Revue de presse

La série «Chernobyl» dope le tourisme béat et ignorant de l’Histoire

La foule à Pripiat! Au point que Craig Mazin, le créateur de la fiction de HBO, a dû fustiger l’irrespect dont font preuve aujourd’hui les hordes de visiteurs étrangers face à la tragédie de la centrale nucléaire en 1986, qui a fait tant de victimes. Le nouveau président ukrainien veut corriger le tir

Il a 27 ans et vient de l’autre bout du monde: du Brésil. Bien avant de se rendre en Ukraine cet été, Louis Carlos ne connaissait rien de Tchernobyl. Jusqu’à ce qu’il regarde la minisérie de la chaîne de TV américaine HBO, qui a remporté un succès faramineux. Mais qui est aussi très critiquée pour ses approximations historiques et ses oublis d’acteurs importants, comme l’explique très bien l’auteur d’un livre sur le sujet à La Libre Belgique. Mais une fiction restant une fiction, c’est tout de même elle qui a motivé le Sud-Américain à se rendre sur les lieux de la plus grande catastrophe nucléaire de l’Histoire. «Si des gens viennent ici pour comprendre ce qui s’est passé et essayer d’apprendre, c’est une bonne chose», dit-il à l'Agence France-Presse.

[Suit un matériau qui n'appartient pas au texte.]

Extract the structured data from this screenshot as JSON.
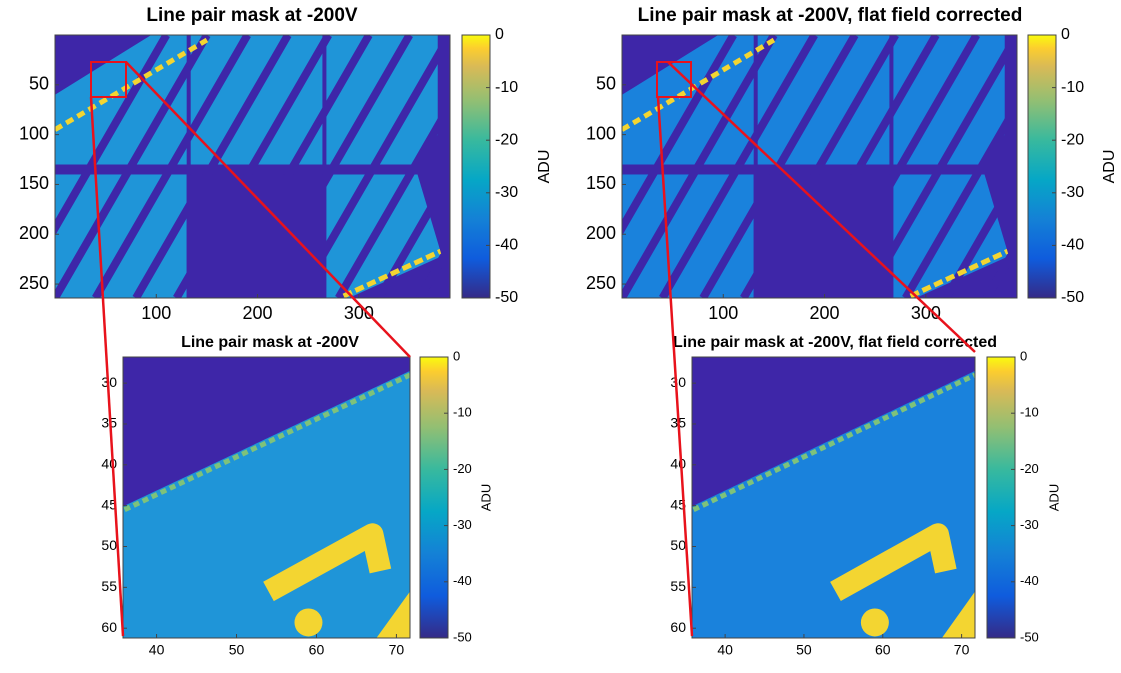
{
  "chart_data": [
    {
      "type": "heatmap",
      "title": "Line pair mask at -200V",
      "xlim": [
        0,
        390
      ],
      "ylim": [
        0,
        264
      ],
      "xticks": [
        100,
        200,
        300
      ],
      "yticks": [
        50,
        100,
        150,
        200,
        250
      ],
      "colorbar": {
        "label": "ADU",
        "lim": [
          -50,
          0
        ],
        "ticks": [
          0,
          -10,
          -20,
          -30,
          -40,
          -50
        ]
      }
    },
    {
      "type": "heatmap",
      "title": "Line pair mask at -200V, flat field corrected",
      "xlim": [
        0,
        390
      ],
      "ylim": [
        0,
        264
      ],
      "xticks": [
        100,
        200,
        300
      ],
      "yticks": [
        50,
        100,
        150,
        200,
        250
      ],
      "colorbar": {
        "label": "ADU",
        "lim": [
          -50,
          0
        ],
        "ticks": [
          0,
          -10,
          -20,
          -30,
          -40,
          -50
        ]
      }
    },
    {
      "type": "heatmap",
      "title": "Line pair mask at -200V",
      "xlim": [
        35.8,
        71.7
      ],
      "ylim": [
        26.8,
        61.2
      ],
      "xticks": [
        40,
        50,
        60,
        70
      ],
      "yticks": [
        30,
        35,
        40,
        45,
        50,
        55,
        60
      ],
      "colorbar": {
        "label": "ADU",
        "lim": [
          -50,
          0
        ],
        "ticks": [
          0,
          -10,
          -20,
          -30,
          -40,
          -50
        ]
      }
    },
    {
      "type": "heatmap",
      "title": "Line pair mask at -200V, flat field corrected",
      "xlim": [
        35.8,
        71.7
      ],
      "ylim": [
        26.8,
        61.2
      ],
      "xticks": [
        40,
        50,
        60,
        70
      ],
      "yticks": [
        30,
        35,
        40,
        45,
        50,
        55,
        60
      ],
      "colorbar": {
        "label": "ADU",
        "lim": [
          -50,
          0
        ],
        "ticks": [
          0,
          -10,
          -20,
          -30,
          -40,
          -50
        ]
      }
    }
  ]
}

Mais en fait, ce n’est plus le cas. Aujourd'hui, ces «gens» prennent des selfies, volent les objets abandonnés sur place… Le succès mondial de Chernobyl a amené une nouvelle génération de touristes sur ces lieux maudits, au grand dam des guides locaux. Aujourd’hui, la zone entourant la centrale dans un rayon de 30 kilomètres dans le nord de l’Ukraine est encore inhabitable, mais une petite partie a été ouverte aux touristes.